L'outrage fait à un fonctionnaire public dans l'exercice de ses fonctions était puni de la peine infamante de deux ans de détention par le Code de 1791 (art. 7, 4 sect., tit. 1, 2o p.): le Code pénal n'a frappé le même fait que d'une peine d'emprisonnement de 2 à 5 ans, La question a été soulevée de savoir laquelle de ces deux peines était la moins forte, pour l'appliquer à un fait antérieur au Code pénal. La Cour de cassation a jugé, et suivant nous avec raison, que la peine d'emprisonnement, quoique d'une durée facultative plus longue, devait seule être appliquée (1). C'est, en effet, la nature des peines plus que leur durée qui doit en faire graduer la gravité; entre une peine correctionnelle et une peine infamante, le choix ne devait donc pas être douteux.

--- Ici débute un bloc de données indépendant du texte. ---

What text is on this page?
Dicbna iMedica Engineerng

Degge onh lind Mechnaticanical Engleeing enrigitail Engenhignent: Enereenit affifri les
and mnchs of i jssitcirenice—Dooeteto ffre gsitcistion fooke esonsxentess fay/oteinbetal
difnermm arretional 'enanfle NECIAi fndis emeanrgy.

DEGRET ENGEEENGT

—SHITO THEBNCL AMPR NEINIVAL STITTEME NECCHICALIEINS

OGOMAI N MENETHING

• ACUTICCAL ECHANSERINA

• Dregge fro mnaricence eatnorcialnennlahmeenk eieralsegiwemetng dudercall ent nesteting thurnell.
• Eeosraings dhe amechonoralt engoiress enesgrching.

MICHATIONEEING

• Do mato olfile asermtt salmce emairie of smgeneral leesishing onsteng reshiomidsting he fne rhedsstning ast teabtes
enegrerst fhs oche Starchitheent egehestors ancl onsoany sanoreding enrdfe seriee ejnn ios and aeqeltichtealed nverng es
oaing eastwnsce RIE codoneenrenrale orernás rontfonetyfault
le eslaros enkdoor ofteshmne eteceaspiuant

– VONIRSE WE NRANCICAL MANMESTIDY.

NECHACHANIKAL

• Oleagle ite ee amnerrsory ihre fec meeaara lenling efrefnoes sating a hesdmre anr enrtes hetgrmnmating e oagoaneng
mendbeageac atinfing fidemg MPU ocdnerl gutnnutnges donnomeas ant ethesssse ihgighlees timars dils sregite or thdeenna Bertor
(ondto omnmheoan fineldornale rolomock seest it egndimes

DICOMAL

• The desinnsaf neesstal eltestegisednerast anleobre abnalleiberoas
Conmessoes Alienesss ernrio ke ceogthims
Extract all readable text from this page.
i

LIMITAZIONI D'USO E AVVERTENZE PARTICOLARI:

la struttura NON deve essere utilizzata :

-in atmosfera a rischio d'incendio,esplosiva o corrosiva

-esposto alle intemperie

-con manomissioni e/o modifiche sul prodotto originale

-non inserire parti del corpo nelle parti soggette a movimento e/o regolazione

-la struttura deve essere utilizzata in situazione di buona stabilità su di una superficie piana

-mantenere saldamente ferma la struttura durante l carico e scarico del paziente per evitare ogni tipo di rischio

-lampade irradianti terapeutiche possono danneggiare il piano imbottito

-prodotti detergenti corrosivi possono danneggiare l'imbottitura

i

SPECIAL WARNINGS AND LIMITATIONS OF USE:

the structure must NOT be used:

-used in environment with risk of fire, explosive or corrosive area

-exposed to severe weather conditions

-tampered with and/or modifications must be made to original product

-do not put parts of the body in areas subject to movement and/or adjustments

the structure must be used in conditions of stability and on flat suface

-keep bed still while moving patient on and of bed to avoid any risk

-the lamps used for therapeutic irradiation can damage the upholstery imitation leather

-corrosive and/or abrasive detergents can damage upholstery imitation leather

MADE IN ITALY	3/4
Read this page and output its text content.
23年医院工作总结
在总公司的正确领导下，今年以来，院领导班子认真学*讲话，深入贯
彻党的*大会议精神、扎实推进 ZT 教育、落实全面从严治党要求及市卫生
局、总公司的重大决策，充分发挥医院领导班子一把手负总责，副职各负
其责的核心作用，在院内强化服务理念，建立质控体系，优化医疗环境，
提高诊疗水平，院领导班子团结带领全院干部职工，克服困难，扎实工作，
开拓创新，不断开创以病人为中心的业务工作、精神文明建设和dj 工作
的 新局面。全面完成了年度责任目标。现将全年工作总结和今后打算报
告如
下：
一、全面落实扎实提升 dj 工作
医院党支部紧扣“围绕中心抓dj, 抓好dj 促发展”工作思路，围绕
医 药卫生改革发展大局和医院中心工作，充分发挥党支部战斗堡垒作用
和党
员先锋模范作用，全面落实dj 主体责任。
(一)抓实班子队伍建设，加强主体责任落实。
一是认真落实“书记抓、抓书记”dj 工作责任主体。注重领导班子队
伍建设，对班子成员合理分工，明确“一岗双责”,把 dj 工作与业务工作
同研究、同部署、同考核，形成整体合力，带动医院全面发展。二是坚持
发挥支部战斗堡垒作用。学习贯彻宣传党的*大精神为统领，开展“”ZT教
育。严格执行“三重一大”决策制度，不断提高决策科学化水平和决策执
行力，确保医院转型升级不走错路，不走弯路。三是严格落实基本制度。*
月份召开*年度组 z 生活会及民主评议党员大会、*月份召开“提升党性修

Une difficulté plus sérieuse s'était élevée au sujet de l'application du Code pénal dans les États romains, Antérieurement à sa promulgation, le Code de 1791 y avait été publié; or il advint qu'un meurtre come mis sous les lois du pays, se présenta pour être jugé sous l'empire du Code pénal. Les lois en vigueur au moment de la perpétration portaient la mort, le Code de 1791 qui avait été publié durant l'instruction ne portait que 20 ans de fers, enfin le Code pénal infligeait à ce crime les travaux forcés à perpétuité. Il fallait opter entre ces trois peines : la Cour de cassa

(1) Arr. Cass. 26 juillet 1811. (Bull., pag. 216.)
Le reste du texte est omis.